Chaste leadership serves and seeks to set example rather than manipulate or control.
Your secretary should want to have that nooner. She should never be forced or manipulated into it.
Chaste leadership is honest about the power it holds and seeks to exercise it with transparency, deliberation, clarity and the good of others first and foremost in mind.
Does that attractive female canon to the ordinary enjoy being spanked? Don’t judge her but try to see things from her perspective. And your wife will never miss that spatula.
And chaste leadership learns to live with the reality that we are never in full control of outcomes,
Particularly since your prostate operation.
that consequences bad
Despite your prostate operation, you were still able to get it up.
flow from every action, and that ends rarely if ever justify means.
But do you know who most emphatically isn’t chaste these days?
Chastity deserves a thorough study by everyone presently involved in the tired crisis of the Anglican Communion. The desire to manipulate outcomes, to control others, to dominate an otherwise messy situation inherited from our colonial, modern past is all about unchaste approaches to relationship. And our late great crisis is rife with unchastity.

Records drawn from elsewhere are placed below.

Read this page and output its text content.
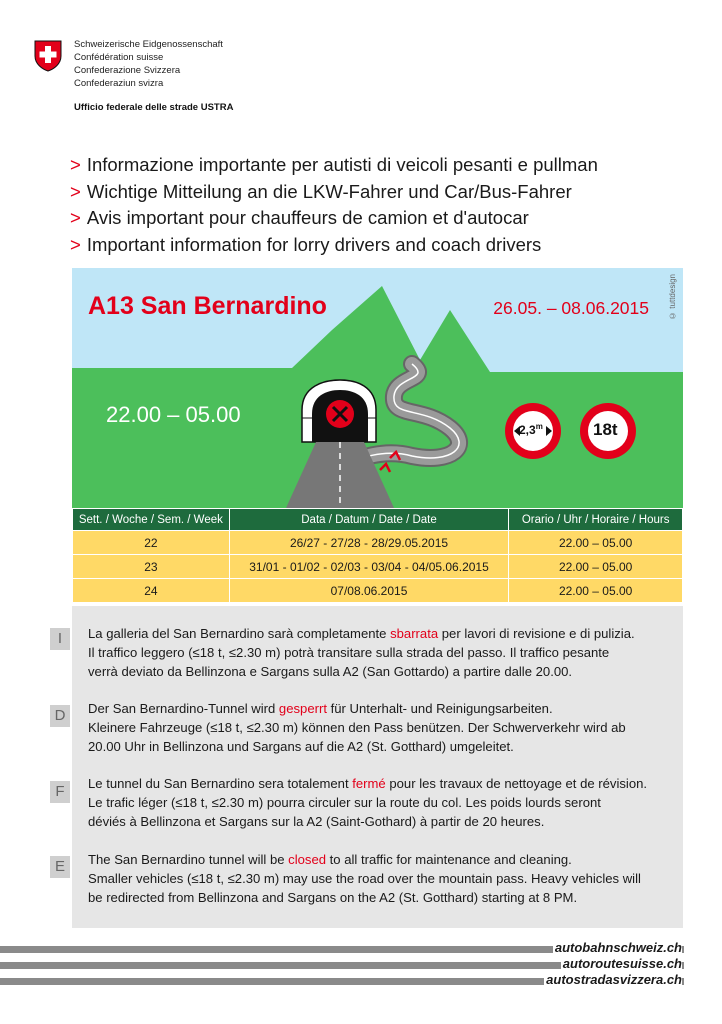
Schweizerische Eidgenossenschaft
Confédération suisse
Confederazione Svizzera
Confederaziun svizra
Ufficio federale delle strade USTRA
> Informazione importante per autisti di veicoli pesanti e pullman
> Wichtige Mitteilung an die LKW-Fahrer und Car/Bus-Fahrer
> Avis important pour chauffeurs de camion et d'autocar
> Important information for lorry drivers and coach drivers
A13 San Bernardino	26.05. – 08.06.2015
22.00 – 05.00
© tuttdesign
2,3$^m$	18t
Sett. / Woche / Sem. / Week	Data / Datum / Date / Date	Orario / Uhr / Horaire / Hours
22	26/27 - 27/28 - 28/29.05.2015	22.00 – 05.00
23	31/01 - 01/02 - 02/03 - 03/04 - 04/05.06.2015	22.00 – 05.00
24	07/08.06.2015	22.00 – 05.00
I
D
F
E
La galleria del San Bernardino sarà completamente sbarrata per lavori di revisione e di pulizia.
Il traffico leggero (≤18 t, ≤2.30 m) potrà transitare sulla strada del passo. Il traffico pesante
verrà deviato da Bellinzona e Sargans sulla A2 (San Gottardo) a partire dalle 20.00.
Der San Bernardino-Tunnel wird gesperrt für Unterhalt- und Reinigungsarbeiten.
Kleinere Fahrzeuge (≤18 t, ≤2.30 m) können den Pass benützen. Der Schwerverkehr wird ab
20.00 Uhr in Bellinzona und Sargans auf die A2 (St. Gotthard) umgeleitet.
Le tunnel du San Bernardino sera totalement fermé pour les travaux de nettoyage et de révision.
Le trafic léger (≤18 t, ≤2.30 m) pourra circuler sur la route du col. Les poids lourds seront
déviés à Bellinzona et Sargans sur la A2 (Saint-Gothard) à partir de 20 heures.
The San Bernardino tunnel will be closed to all traffic for maintenance and cleaning.
Smaller vehicles (≤18 t, ≤2.30 m) may use the road over the mountain pass. Heavy vehicles will
be redirected from Bellinzona and Sargans on the A2 (St. Gotthard) starting at 8 PM.
autobahnschweiz.ch
autoroutesuisse.ch
autostradasvizzera.ch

Raise your hand if you didn’t see that one coming.
We see it a lot in bishops and clergy attempting to manipulate the situation to their own ends. We see it in the floundering of the office of the Archbishop of Canterbury attempting to control through appeasement and veiled threats.
Helmer’s too smart to play the martyr.
We see it in the unwillingness to acknowledge our actions within our own Church have unforeseen consequences for everyone — both good and bad.
We have already seen the failed outcomes of dishonest ecclesiastical legislating that is inherently unchaste for its attempt to placate rather than humbly hold the truth. And we know too well the abuse of reports and non-binding councils as instruments of shadow law, and the potential of distorting covenant into a tool of manipulation.
However it’s obvious where Helmer stands.
But there is good news. Chastity has been in evidence in the increasing number of voices of those who recognize our disagreements as a Communion, but yet insist that costly communion in Christ is far more valuable than agreement.
And if that wasn’t clear enough for you…
Chastity has long been in evidence by those courageous, oft-threatened “firsts” of our faith who inhabit dangerous positions not for power or the quixotic pursuit of perfection, but simply by being who they are and following God’s call as best they can. The consecrations in the Diocese of Los Angeles are some of the most recent examples of this form of chastity.
Basically, we’re down to this. The consecration of a practicing homosexual is a “form of chastity.” Strenuously objectiing to it is a form of unchastity. Since chastity really has nothing to do with sex.
Oh, it does if you’re going to get all superficial like the conservatives do. But to be really chaste, you have to go a lot deeper than that. So deep that you’re going to need Dick Helmer to show you the way down.
Chastity demands we return to what is real, setting aside the spectacles of objectification, and learn again to see ourselves, others, and the world through Christ’s loving eyes. Chastity calls us to embrace our humility and acknowledge our lack of control — to some degree over ourselves, and to an even greater degree over others. Chastity asks us to hope rather than to expect, to forgive rather than to condemn, to cultivate rather than destroy. Perhaps most importantly, chastity insists that God be God, not a projection of our own desires. Chastity towards the divine is captured in that critical turn of phrase in the Lord’s prayer: “thy will be done…”
Actually, chastity means refraining from sexual intercourse unless you’re married to the person you’re doing or the person who is doing you, as the case may be. No more, no less. But any port in a storm, huh, Dick?